The Education Center AV system helps UNC surgeons cut to the core of concepts as deftly as they handle a scalpel. Positioned in front of a 24′ x 5′ videowall, a smart lectern feeds presentation video and audio into the AV system from the lectern’s PC or a guest laptop. An Extron Quantum Ultra 305 videowall processor allows wide latitude for windowing the video images in mixed resolutions, formats, and orientations for simultaneous display of information like patient charts, photos, and live video, all in crisp detail.
The direct-view LED videowall is comprised of left, center and right screens driven by up to six 4K HDMI sources via an Extron Quantum Ultra 305 videowall processor. The videowall processor allows wide latitude for windowing the video images on the screens in mixed resolutions, formats and orientations.
During videoconferences, the processor allows the monitors to display local content, shared content and far-end participants simultaneously as three separate images. Six flat panel displays above the audience reinforce views for the back rows. To interact with remote audiences, there are AV feeds to a Cisco videoconferencing system, to soft codecs for unified communications platforms such as Zoom, and to an Extron SMP 351 streaming media processor for livestreaming, storage, and archiving to the Panopto platform for lecture capture.
Other AV content sources include media players and a wireless access point for mobile devices.
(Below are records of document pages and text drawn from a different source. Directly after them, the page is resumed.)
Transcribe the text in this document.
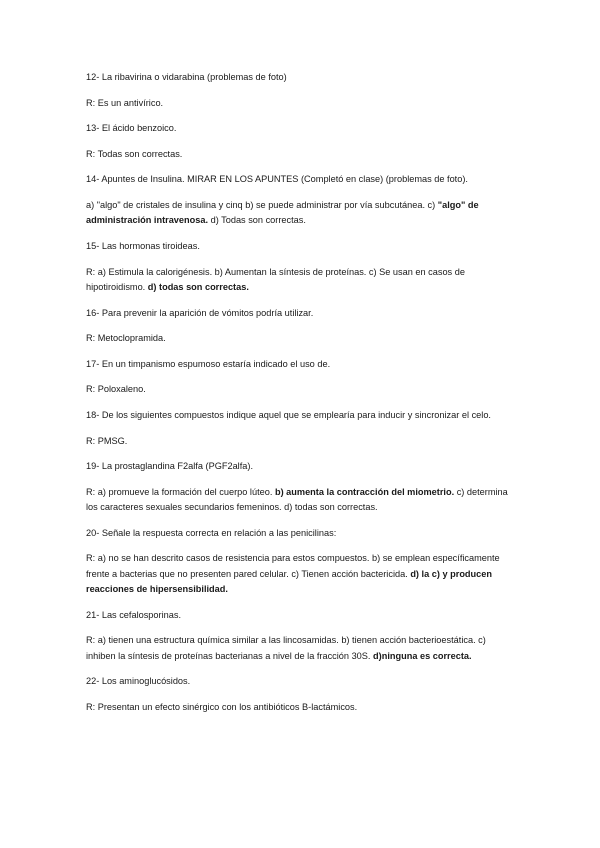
12- La ribavirina o vidarabina (problemas de foto)

R: Es un antivírico.

13- El ácido benzoico.

R: Todas son correctas.

14- Apuntes de Insulina. MIRAR EN LOS APUNTES (Completó en clase) (problemas de foto).

a) "algo" de cristales de insulina y cinq b) se puede administrar por vía subcutánea. c) "algo" de administración intravenosa. d) Todas son correctas.

15- Las hormonas tiroideas.

R: a) Estimula la calorigénesis. b) Aumentan la síntesis de proteínas. c) Se usan en casos de hipotiroidismo. d) todas son correctas.

16- Para prevenir la aparición de vómitos podría utilizar.

R: Metoclopramida.

17- En un timpanismo espumoso estaría indicado el uso de.

R: Poloxaleno.

18- De los siguientes compuestos indique aquel que se emplearía para inducir y sincronizar el celo.

R: PMSG.

19- La prostaglandina F2alfa (PGF2alfa).

R: a) promueve la formación del cuerpo lúteo. b) aumenta la contracción del miometrio. c) determina los caracteres sexuales secundarios femeninos. d) todas son correctas.

20- Señale la respuesta correcta en relación a las penicilinas:

R: a) no se han descrito casos de resistencia para estos compuestos. b) se emplean específicamente frente a bacterias que no presenten pared celular. c) Tienen acción bactericida. d) la c) y producen reacciones de hipersensibilidad.

21- Las cefalosporinas.

R: a) tienen una estructura química similar a las lincosamidas. b) tienen acción bacterioestática. c) inhiben la síntesis de proteínas bacterianas a nivel de la fracción 30S. d)ninguna es correcta.

22- Los aminoglucósidos.

R: Presentan un efecto sinérgico con los antibióticos B-lactámicos.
There are also inputs from a PC in the Control Room and from multiple PTZ cameras around the venue.
Extron NAV Pro AV over IP Encoders and Decoders, along with the NAVigator System Manager, link every AV source to every AV destination over UNC’s enterprise data network.
The NAV system provides ultra-low latency video and audio transmission, and allows easy, economical scalability, making it uniquely qualified for UNC’s application of transporting real-time video and patient vital sign telemetry among a large and growing array of endpoints.
New conference rooms use DTP switchers containing integrated audio amplifiers to operate as stand-alone meeting spaces or as overflow rooms for the Education Center. Controlling all AV functions are IPCP Pro control processors and a variety of wall-mounted and tabletop TouchLink Pro touchpanels.
The Result
“The Surgical Education Center, its videowall, and NAV AVoIP network tying all meeting spaces on the fourth floor together surpassed everyone’s expectations,” said Christopher Ferrer, CTS-D / CTS-I, AV Engineer at University of North Carolina School of Medicine, in a statement. “We couldn’t have done it without the aid of a company that was willing to embrace our design goals, train us, and support us, as Extron did throughout this project.”